Does the JROADHF Over 80 Score accurately predict 3-year mortality in heart failure patients aged 80 years and older?
A newly developed 11-variable prognostic model (JROADHF Over 80 Score) demonstrated acceptable performance in predicting 3-year mortality among Japanese heart failure patients aged 80 years and older.

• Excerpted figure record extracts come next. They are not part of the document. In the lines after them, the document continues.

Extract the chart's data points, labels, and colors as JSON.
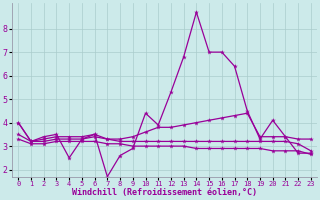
{
  "xlabel": "Windchill (Refroidissement éolien,°C)",
  "background_color": "#cceaea",
  "grid_color": "#aacccc",
  "line_color": "#990099",
  "x_ticks": [
    0,
    1,
    2,
    3,
    4,
    5,
    6,
    7,
    8,
    9,
    10,
    11,
    12,
    13,
    14,
    15,
    16,
    17,
    18,
    19,
    20,
    21,
    22,
    23
  ],
  "y_ticks": [
    2,
    3,
    4,
    5,
    6,
    7,
    8
  ],
  "ylim": [
    1.7,
    9.1
  ],
  "xlim": [
    -0.5,
    23.5
  ],
  "series1": [
    4.0,
    3.2,
    3.4,
    3.5,
    2.5,
    3.3,
    3.5,
    1.7,
    2.6,
    2.9,
    4.4,
    3.9,
    5.3,
    6.8,
    8.7,
    7.0,
    7.0,
    6.4,
    4.5,
    3.3,
    4.1,
    3.4,
    2.7,
    2.7
  ],
  "series2": [
    4.0,
    3.2,
    3.3,
    3.4,
    3.4,
    3.4,
    3.5,
    3.3,
    3.3,
    3.4,
    3.6,
    3.8,
    3.8,
    3.9,
    4.0,
    4.1,
    4.2,
    4.3,
    4.4,
    3.4,
    3.4,
    3.4,
    3.3,
    3.3
  ],
  "series3": [
    3.5,
    3.2,
    3.2,
    3.3,
    3.3,
    3.3,
    3.4,
    3.3,
    3.2,
    3.2,
    3.2,
    3.2,
    3.2,
    3.2,
    3.2,
    3.2,
    3.2,
    3.2,
    3.2,
    3.2,
    3.2,
    3.2,
    3.1,
    2.8
  ],
  "series4": [
    3.3,
    3.1,
    3.1,
    3.2,
    3.2,
    3.2,
    3.2,
    3.1,
    3.1,
    3.0,
    3.0,
    3.0,
    3.0,
    3.0,
    2.9,
    2.9,
    2.9,
    2.9,
    2.9,
    2.9,
    2.8,
    2.8,
    2.8,
    2.65
  ]
}
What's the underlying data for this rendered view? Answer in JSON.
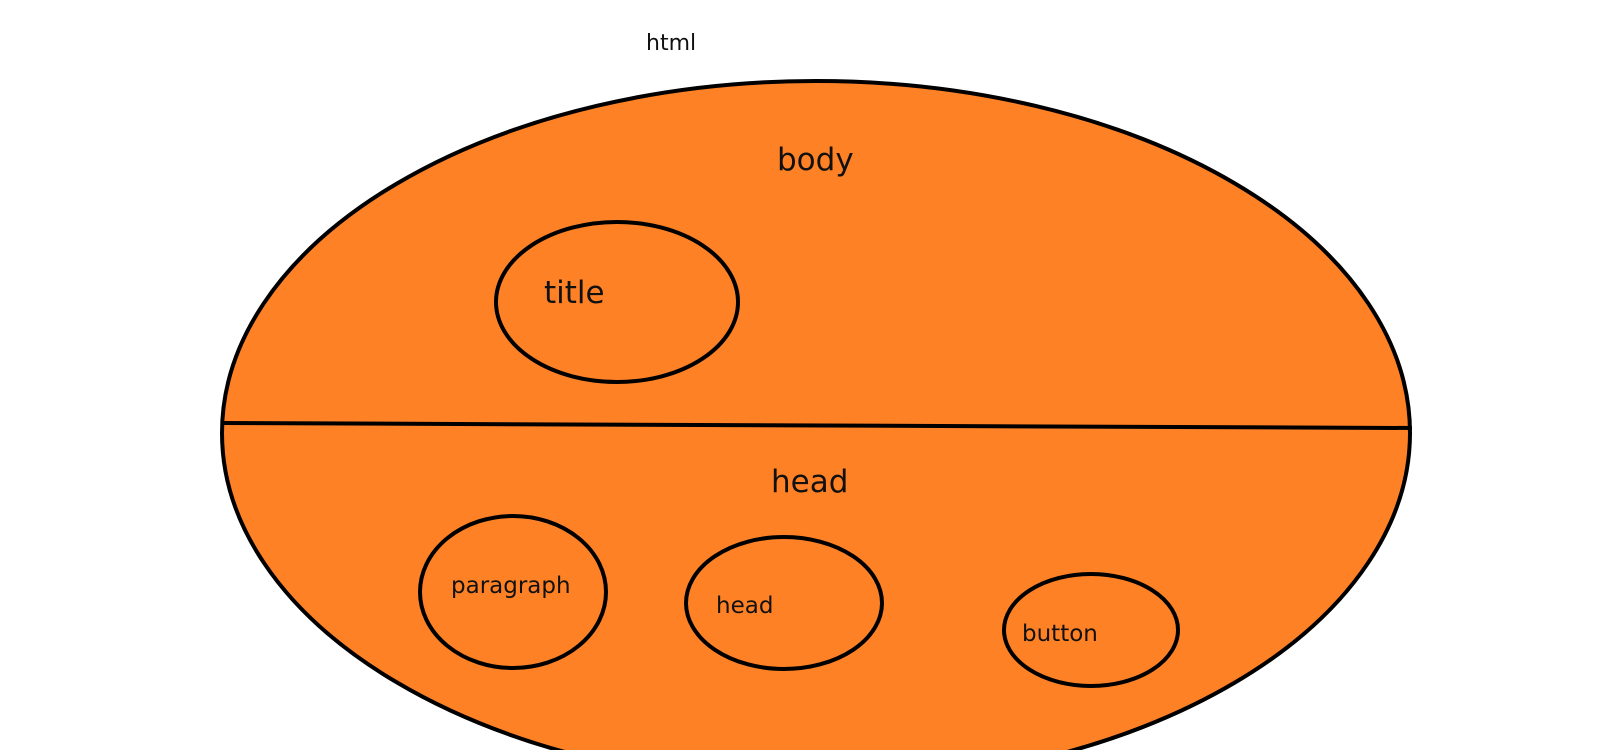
{
  "labels": {
    "outer": "html",
    "upper_region": "body",
    "upper_child": "title",
    "lower_region": "head",
    "lower_children": [
      "paragraph",
      "head",
      "button"
    ]
  },
  "colors": {
    "fill": "#FF8126",
    "stroke": "#000000",
    "background": "#FFFFFF"
  }
}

Tasa de eventos absoluta: 0% vs 0%
Abstract Aims Conventional risk scoring systems for patients with heart failure are insufficient for accurately predicting outcomes in older patients. In this study, we aimed to develop a prognostic prediction model specifically for this population. Methods A total of 5,690 patients aged ≥80 years (median age: 86 years, 41.8% were men) from the JROADHF (The Japanese Registry of Acute Decompensated Heart Failure) were followed up for three years. A randomly selected 70% of the cohort (derivation cohort, n=3,983) was used to develop the risk prediction model, while the remaining 30% (validation cohort, n=1,707) was employed to evaluate its discriminative ability and calibration. Hazard ratios were estimated using the Cox proportional hazards model. Variables were selected using the backward elimination method (threshold: p0.001). The discrimination of the model was assessed by Harrell’s C statistic, and the calibration was assessed by a calibration plot. Results During the follow-up period, a total of 2,382 patients died. In the multivariable model, 11 variables, i.e. age, male sex, Barthel index, history of heart failure, systolic blood pressure, haemoglobin, albumin, blood urea nitrogen, b-type natriuretic peptide, sodium levels, and use of renin-angiotensin system inhibitors were selected from 31 potential risk factors. The developed model for predicting mortality at 3 years demonstrated acceptable discriminative ability (Harrell’s C-statistic=0.68, 95% confidence interval: 0.66–0.70) and calibration (Greenwood-Nam-D'Agostino test, p=0.30). Conclusions The prognostic model developed in this study (JROADHF Over 80 Score) demonstrated satisfactory performance in predicting mortality in a cohort of older Japanese patients with heart failure. Estimating prognosis based on factors obtainable in routine clinical practice has the potential for widespread implementation in clinical settings.
Nomura et al. (Sat,) reported a other. The JROADHF Over 80 Score demonstrated a Harrell’s C-statistic of 0.68 for predicting 3-year mortality in older heart failure patients.